NIH distributes $10 million to boost biomedical research in sex and gender

Published 2014-09-25 16:54. Updated 2014-09-25 17:00

The largest medical organisation of the world pushes the Gender Medicine agenda with a cash contribution that help researchers to bring sex/gender to focus. under the lens.

After the anticipation written for Nature in spring, last Tuesday the NIH put on the table $10 million to support research which will significantly expand our knowledge of health and disease in both women and men. The grant has been distributed to 80 scientists that will address a variety of biological problems, from strokes to migraines, under the lens of the sex and gender diversity between individuals.

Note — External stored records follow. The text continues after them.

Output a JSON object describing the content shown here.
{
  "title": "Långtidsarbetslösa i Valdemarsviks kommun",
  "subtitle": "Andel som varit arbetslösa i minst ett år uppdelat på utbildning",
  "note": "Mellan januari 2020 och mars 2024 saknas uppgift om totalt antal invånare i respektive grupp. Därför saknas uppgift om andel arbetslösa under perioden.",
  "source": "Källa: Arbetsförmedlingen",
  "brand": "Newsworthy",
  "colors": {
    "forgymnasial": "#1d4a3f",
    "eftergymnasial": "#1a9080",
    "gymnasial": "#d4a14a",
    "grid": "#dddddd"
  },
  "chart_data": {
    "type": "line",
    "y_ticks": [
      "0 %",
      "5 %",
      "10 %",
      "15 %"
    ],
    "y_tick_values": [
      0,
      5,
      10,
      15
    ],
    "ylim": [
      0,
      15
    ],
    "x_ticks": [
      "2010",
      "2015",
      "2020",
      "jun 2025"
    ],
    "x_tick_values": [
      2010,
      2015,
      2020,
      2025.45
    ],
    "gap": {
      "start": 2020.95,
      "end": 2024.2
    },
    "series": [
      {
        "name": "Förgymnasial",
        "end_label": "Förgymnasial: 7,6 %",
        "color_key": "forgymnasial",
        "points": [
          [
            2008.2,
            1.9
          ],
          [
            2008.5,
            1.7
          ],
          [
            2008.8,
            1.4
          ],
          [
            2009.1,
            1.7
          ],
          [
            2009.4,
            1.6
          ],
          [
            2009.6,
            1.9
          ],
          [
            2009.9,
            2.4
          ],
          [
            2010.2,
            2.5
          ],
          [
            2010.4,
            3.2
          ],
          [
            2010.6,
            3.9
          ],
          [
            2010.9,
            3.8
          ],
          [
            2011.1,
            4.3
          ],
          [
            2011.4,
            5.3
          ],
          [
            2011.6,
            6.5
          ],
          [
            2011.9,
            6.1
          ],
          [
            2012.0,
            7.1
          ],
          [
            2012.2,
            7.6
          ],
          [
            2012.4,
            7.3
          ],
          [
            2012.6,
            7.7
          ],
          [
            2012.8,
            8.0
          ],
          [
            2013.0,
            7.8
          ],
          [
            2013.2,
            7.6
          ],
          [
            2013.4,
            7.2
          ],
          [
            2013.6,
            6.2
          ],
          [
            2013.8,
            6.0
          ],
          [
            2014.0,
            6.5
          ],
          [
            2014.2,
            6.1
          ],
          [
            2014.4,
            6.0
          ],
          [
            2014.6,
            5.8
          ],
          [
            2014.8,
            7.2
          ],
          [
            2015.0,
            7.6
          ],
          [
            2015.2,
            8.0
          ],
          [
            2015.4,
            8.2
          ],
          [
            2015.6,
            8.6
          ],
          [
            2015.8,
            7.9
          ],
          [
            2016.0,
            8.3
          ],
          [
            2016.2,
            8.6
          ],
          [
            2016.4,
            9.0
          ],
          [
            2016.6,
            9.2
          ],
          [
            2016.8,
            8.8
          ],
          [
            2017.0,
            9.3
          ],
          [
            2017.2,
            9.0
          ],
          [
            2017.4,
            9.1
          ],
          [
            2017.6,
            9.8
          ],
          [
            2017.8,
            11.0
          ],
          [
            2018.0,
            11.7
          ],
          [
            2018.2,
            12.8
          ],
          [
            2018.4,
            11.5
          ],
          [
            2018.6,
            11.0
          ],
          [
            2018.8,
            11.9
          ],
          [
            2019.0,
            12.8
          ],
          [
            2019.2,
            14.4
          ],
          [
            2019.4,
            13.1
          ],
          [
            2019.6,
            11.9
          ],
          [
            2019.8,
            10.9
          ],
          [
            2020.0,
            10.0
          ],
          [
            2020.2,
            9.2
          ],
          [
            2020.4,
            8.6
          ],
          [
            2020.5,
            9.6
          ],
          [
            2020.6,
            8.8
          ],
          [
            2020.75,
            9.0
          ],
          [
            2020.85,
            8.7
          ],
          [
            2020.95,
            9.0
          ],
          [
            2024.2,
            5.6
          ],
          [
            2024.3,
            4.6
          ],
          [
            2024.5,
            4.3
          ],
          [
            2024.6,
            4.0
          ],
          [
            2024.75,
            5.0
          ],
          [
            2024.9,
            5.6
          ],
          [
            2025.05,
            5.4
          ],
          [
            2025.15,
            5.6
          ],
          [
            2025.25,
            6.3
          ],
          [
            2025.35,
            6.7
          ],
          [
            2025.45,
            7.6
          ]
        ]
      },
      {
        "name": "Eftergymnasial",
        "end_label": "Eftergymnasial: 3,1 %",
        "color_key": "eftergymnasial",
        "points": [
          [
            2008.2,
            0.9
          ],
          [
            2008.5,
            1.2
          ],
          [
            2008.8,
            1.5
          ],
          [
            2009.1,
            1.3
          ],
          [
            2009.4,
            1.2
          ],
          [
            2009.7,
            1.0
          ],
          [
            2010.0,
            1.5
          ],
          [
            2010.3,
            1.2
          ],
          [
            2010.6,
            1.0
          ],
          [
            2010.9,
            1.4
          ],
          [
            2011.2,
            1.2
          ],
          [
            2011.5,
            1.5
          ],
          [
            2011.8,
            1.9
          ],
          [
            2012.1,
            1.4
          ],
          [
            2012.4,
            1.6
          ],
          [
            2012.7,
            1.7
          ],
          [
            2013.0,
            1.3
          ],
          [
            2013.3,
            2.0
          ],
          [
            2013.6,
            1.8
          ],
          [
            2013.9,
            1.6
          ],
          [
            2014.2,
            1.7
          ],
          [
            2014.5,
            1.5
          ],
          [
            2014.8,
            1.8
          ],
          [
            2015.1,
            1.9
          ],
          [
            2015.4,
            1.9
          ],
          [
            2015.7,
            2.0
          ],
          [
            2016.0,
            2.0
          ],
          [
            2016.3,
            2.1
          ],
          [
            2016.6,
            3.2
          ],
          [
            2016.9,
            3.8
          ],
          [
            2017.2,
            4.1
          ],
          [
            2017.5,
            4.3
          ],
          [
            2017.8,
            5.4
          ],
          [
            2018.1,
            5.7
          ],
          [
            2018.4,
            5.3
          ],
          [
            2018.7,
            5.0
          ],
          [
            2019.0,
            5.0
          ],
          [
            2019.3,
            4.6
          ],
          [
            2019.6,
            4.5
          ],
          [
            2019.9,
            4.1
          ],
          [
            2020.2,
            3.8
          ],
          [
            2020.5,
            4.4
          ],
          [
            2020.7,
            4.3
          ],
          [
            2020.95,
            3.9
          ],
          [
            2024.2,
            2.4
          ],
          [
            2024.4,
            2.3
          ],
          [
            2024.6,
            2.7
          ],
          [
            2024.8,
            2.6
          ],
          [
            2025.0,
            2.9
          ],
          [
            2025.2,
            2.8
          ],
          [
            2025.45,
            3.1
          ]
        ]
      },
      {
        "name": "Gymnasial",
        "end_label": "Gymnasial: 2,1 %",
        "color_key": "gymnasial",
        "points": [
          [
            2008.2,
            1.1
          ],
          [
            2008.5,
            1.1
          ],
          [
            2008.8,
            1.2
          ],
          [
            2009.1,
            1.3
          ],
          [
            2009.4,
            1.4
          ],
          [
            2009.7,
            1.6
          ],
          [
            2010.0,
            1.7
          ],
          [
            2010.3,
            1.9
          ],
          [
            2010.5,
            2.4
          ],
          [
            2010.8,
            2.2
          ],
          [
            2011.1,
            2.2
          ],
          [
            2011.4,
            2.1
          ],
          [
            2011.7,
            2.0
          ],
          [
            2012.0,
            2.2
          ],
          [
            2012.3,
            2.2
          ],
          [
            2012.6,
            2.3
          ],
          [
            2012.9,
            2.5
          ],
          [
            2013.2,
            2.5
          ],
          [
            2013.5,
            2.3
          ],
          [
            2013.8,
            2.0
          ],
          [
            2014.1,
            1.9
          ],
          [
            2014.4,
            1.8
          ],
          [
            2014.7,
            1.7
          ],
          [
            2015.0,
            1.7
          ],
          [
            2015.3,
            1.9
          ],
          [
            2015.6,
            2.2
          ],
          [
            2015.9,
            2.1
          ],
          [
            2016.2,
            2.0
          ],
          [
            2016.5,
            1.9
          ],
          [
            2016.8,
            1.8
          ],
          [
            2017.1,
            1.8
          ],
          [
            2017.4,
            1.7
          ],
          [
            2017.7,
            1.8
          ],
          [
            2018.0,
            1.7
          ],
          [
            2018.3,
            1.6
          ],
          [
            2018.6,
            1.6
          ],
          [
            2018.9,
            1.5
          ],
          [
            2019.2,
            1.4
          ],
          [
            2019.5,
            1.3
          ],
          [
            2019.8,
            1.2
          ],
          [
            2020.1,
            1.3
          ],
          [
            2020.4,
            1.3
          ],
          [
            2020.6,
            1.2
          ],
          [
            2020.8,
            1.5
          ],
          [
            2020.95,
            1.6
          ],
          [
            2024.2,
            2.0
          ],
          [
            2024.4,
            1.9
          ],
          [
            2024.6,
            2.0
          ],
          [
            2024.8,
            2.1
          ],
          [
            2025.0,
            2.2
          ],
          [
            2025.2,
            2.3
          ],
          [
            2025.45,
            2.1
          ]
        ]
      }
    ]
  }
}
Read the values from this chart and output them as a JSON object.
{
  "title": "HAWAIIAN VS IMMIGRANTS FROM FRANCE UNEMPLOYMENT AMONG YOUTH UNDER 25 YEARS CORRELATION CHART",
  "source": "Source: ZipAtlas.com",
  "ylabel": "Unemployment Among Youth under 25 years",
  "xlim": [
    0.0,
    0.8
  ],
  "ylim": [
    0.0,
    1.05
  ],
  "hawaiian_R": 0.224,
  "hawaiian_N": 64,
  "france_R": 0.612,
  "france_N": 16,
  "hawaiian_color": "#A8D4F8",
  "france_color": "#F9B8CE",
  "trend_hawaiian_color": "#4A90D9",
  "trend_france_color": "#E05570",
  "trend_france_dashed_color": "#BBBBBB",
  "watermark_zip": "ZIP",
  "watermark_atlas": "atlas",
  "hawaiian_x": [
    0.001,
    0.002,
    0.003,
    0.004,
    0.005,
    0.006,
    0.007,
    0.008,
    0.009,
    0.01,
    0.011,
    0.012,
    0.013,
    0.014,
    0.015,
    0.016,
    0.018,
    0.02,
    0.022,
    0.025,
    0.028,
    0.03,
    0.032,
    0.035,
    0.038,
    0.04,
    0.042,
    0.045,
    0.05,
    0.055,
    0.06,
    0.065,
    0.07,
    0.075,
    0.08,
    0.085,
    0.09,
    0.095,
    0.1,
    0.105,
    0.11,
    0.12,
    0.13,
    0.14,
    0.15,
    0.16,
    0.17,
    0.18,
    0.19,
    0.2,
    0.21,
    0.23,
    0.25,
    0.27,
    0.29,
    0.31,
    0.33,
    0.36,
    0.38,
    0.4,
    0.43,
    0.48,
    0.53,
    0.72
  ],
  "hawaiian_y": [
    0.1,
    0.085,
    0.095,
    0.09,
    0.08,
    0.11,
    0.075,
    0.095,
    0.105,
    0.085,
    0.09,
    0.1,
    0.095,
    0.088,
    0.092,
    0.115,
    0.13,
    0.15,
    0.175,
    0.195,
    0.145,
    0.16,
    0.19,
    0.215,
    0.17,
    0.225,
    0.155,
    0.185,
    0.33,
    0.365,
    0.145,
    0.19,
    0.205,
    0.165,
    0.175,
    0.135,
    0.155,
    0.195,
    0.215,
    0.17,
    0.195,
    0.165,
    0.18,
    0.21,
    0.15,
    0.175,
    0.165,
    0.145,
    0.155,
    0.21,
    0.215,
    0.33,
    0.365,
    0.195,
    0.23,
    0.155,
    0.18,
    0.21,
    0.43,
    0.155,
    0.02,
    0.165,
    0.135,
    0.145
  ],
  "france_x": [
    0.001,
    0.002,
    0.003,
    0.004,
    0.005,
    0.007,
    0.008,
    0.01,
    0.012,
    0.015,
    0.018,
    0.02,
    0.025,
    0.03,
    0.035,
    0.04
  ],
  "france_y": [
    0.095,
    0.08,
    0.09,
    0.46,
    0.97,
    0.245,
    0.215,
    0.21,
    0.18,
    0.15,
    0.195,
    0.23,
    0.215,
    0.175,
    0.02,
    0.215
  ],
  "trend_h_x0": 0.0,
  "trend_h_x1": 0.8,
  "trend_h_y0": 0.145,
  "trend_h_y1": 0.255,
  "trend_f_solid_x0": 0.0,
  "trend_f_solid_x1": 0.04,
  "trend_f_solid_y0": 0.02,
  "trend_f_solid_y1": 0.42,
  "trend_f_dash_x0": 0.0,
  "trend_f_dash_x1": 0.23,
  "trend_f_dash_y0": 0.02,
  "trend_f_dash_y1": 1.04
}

“We literally know less about every aspect of female biology compared to male biology” says Dr. Janine Austin Clayton, ass. director for Women’s Health Research at NIH.

From clinical trials to cell lines, the NIH aims to promote biological discoveries via the adoption of both “XX” and “XY” in study models, and the inclusion of all the sex and gender identities in patients recruited for clinical trials.


What do we do

The Centre for Gender Medicine (CfGM) has been actively involved in the promotion and implementation of sex and gender balance in clinical and pre-clinical research: it fosters doctoral and undergraduate courses, it endorses  gender-thinking scientists; and it promotes public awareness on the importance of Gender Medicine.

To help Karolinska researchers who want to become more gender aware, and increase their chance to obtain a grant, the CfGM developed a novel tool that allows to quickly explore the different side effects that drugs cause on females and males, and it set down a “checklist” to guide scientists to orient their research towards sex and gender exploration.